Summary provided by Notion AI powered by Gemini 3 pro
This week in Generative AI has been marked by major model launches, fierce competition among leading AI companies, and significant feature updates across platforms.
OpenAI: GPT-5.2 Launch and Strategic Moves
OpenAI has officially released GPT-5.2, the latest iteration in its flagship large language model series. This release is widely seen as a direct response to Google’s recent advances with Gemini 3, intensifying the ongoing “AI arms race” between the two tech giants. According to OpenAI, GPT-5.2 demonstrates improved accuracy, reduced hallucinations, and enhanced performance on complex, real-world knowledge work tasks such as law, accounting, and coding. The model is now available to ChatGPT Plus, Pro, Team, and Enterprise subscribers, as well as developers via API, with three variants: GPT-5.2 Instant, Thinking, and Pro12345.
GPT-5.2’s release followed a period of internal urgency at OpenAI, reportedly triggered by a “code red” after Google’s Gemini 3 Pro launch. OpenAI claims GPT-5.2 outperforms Gemini and matches or exceeds human-level performance on 70% of professional benchmarks. The new model also addresses prior issues with “over-refusals” and latency, aiming to be more useful and responsive in production environments45.
Additionally, OpenAI co-founded the Agentic AI Foundation (AAIF) under the Linux Foundation, alongside Anthropic and Block, with support from Google, Microsoft, AWS, Bloomberg, and Cloudflare. This initiative aims to advance open, interoperable standards for agentic AI systems, such as the new AGENTS.md format for project-specific agent instructions6.
OpenAI also made a previously paid ChatGPT feature—editing PDFs and images with Adobe Photoshop and Acrobat—completely free for all users, expanding the accessibility of advanced AI-powered creativity tools7.
Google: Gemini 3 and Ecosystem Enhancements
Google’s Gemini 3 remains at the forefront of the AI landscape, with the company continuing to push the boundaries of multimodal reasoning and real-world problem-solving. This week, Google rolled out Gemini 3 Deep Think mode for AI Ultra subscribers, providing advanced iterative reasoning for complex math, science, and logic tasks. The new mode enables the model to explore multiple hypotheses simultaneously, further enhancing its capabilities in areas requiring deep analysis8.
Google released the Gemini Live API on Vertex AI, enabling developers to build real-time, multimodal conversational agents that blend voice, vision, and text for highly contextual and human-like interactions. This release is powered by the Gemini 2.5 Flash Native Audio model, which supports low-latency voice and video agents suitable for demanding enterprise workflows9.

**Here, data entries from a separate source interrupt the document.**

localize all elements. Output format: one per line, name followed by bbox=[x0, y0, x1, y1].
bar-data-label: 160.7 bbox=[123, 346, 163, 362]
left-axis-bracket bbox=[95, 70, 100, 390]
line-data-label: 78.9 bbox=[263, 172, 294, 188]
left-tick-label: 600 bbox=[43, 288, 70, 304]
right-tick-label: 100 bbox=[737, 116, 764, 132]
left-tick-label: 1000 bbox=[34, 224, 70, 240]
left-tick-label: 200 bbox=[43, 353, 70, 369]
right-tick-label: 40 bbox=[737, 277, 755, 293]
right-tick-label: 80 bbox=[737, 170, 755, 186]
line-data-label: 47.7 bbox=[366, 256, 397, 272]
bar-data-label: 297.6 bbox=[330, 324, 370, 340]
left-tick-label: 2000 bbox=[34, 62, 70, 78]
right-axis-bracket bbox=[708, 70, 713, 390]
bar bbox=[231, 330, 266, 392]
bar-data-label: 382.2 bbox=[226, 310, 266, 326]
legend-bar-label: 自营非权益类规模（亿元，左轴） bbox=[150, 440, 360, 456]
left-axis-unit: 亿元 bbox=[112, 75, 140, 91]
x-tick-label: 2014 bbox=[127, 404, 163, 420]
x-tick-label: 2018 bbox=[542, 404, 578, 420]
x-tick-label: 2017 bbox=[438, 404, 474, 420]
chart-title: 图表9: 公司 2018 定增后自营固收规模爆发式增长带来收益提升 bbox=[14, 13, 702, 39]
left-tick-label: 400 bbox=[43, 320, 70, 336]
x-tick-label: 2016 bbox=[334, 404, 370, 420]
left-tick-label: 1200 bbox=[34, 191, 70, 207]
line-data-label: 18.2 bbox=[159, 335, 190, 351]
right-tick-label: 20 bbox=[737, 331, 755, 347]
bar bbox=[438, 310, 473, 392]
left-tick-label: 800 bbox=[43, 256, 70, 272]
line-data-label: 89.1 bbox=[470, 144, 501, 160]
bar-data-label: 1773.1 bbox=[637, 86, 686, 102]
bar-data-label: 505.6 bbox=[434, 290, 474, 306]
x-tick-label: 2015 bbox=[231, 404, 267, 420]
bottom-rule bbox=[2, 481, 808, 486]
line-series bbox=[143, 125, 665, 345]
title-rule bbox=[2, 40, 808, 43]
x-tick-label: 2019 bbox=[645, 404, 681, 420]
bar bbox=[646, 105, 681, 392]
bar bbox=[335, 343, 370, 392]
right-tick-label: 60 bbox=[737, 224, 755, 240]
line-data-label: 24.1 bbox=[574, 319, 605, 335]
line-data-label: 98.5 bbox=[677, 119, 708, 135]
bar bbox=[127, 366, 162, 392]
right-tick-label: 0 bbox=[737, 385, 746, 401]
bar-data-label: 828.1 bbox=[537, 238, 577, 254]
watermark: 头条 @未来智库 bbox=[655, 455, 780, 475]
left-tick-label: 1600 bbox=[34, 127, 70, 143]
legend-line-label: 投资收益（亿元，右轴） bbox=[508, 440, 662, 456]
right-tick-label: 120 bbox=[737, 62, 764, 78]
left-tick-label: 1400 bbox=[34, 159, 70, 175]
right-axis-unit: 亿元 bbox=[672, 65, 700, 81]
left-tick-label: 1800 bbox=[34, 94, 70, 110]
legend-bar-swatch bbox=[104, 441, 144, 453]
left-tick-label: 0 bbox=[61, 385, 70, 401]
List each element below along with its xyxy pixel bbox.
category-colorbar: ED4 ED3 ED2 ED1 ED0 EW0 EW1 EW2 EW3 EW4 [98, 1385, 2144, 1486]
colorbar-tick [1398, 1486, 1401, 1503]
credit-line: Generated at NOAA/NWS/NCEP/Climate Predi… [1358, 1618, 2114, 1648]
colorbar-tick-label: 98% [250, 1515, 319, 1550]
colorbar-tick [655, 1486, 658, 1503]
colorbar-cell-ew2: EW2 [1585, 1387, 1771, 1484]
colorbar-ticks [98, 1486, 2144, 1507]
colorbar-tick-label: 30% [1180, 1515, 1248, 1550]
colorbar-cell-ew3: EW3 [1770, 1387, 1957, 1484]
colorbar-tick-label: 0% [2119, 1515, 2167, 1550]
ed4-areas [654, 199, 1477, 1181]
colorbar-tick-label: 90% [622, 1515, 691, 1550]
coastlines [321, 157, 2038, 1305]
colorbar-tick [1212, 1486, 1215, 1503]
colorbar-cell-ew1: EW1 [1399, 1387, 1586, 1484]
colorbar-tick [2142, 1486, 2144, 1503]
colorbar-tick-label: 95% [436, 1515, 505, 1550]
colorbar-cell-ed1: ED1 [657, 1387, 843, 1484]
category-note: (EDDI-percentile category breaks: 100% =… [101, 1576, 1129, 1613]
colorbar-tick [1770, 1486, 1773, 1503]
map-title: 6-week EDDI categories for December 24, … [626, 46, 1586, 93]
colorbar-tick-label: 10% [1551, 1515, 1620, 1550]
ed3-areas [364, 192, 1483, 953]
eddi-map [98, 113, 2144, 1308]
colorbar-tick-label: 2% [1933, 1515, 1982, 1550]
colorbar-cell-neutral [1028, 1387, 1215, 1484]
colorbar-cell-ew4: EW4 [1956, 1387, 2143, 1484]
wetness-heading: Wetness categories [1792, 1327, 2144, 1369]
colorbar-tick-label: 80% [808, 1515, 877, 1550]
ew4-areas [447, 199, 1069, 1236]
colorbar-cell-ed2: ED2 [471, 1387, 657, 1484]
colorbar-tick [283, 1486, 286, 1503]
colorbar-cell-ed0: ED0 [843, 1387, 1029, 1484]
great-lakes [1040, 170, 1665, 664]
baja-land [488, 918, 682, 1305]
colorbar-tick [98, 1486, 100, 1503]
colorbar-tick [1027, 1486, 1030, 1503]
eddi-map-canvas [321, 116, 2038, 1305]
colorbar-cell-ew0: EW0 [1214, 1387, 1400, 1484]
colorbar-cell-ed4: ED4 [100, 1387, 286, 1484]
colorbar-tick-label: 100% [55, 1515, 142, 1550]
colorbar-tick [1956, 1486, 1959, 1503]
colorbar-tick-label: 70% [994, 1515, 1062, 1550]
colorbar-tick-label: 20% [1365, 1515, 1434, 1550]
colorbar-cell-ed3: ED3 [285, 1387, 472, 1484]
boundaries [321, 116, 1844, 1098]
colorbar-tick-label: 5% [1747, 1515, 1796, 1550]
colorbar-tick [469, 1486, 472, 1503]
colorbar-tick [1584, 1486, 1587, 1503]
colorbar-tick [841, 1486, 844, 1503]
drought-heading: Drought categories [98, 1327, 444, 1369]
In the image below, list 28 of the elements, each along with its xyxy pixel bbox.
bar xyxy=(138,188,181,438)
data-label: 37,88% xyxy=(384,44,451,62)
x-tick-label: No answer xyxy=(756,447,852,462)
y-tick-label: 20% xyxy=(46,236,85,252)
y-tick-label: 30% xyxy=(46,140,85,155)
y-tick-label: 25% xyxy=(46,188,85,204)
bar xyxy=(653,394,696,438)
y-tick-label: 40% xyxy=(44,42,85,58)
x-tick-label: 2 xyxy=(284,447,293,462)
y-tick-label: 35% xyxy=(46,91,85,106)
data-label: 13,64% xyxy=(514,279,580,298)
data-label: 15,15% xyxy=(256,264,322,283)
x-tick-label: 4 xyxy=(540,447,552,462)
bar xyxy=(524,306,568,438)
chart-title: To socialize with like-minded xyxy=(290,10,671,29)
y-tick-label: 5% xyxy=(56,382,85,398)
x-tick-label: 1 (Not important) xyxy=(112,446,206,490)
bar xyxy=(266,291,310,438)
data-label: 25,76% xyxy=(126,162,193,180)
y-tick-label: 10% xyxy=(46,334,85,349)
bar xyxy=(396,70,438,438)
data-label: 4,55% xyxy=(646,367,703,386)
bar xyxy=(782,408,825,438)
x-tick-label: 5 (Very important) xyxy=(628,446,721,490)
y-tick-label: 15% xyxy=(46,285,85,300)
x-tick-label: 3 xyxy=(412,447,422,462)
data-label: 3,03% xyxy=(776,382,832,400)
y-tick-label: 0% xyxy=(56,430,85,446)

Other ecosystem updates include improvements to AI Mode in Google Search, additional links in the Gemini app, and pilot AI features in Google News. These changes reflect Google’s efforts to integrate AI more deeply into its core products and information delivery platforms10.
Anthropic: Claude Opus 4.5 and New Features
Anthropic’s Claude Opus 4.5 has garnered significant attention for its capabilities in autonomous coding and complex task management. Early reviews from developers and users highlight genuine amazement at the model’s performance, with many considering it a transformative tool for professional workflows. Released in late November, Claude Opus 4.5 continues to impress with its ability to handle nuanced, multi-step reasoning tasks11.
This week, Anthropic rolled out several updates for Claude Code, including the launch of Claude Code on Android, a hotkey model switcher, and improved context window information in status lines. The company is also preparing a “Think Back 2025” experience, allowing users to reflect on their interactions with Claude throughout the year1213.
Other Industry Highlights
- LangChain launched the Poly agent for LangSmith, which automates the design, debugging, and improvement of AI agents, furthering the development of agentic AI systems14.
- Mistral 3 debuted as a new contender in the LLM space, with updates targeting both performance and developer tooling15.
- Model deployment and evaluation: Discussions and developments continue regarding model formats (e.g., GGUF for local deployment, ONNX for edge devices), cloud and on-premises hosting strategies, and evolving evaluation methodologies, including human and automated assessments of language quality, reasoning, safety, and robustness16.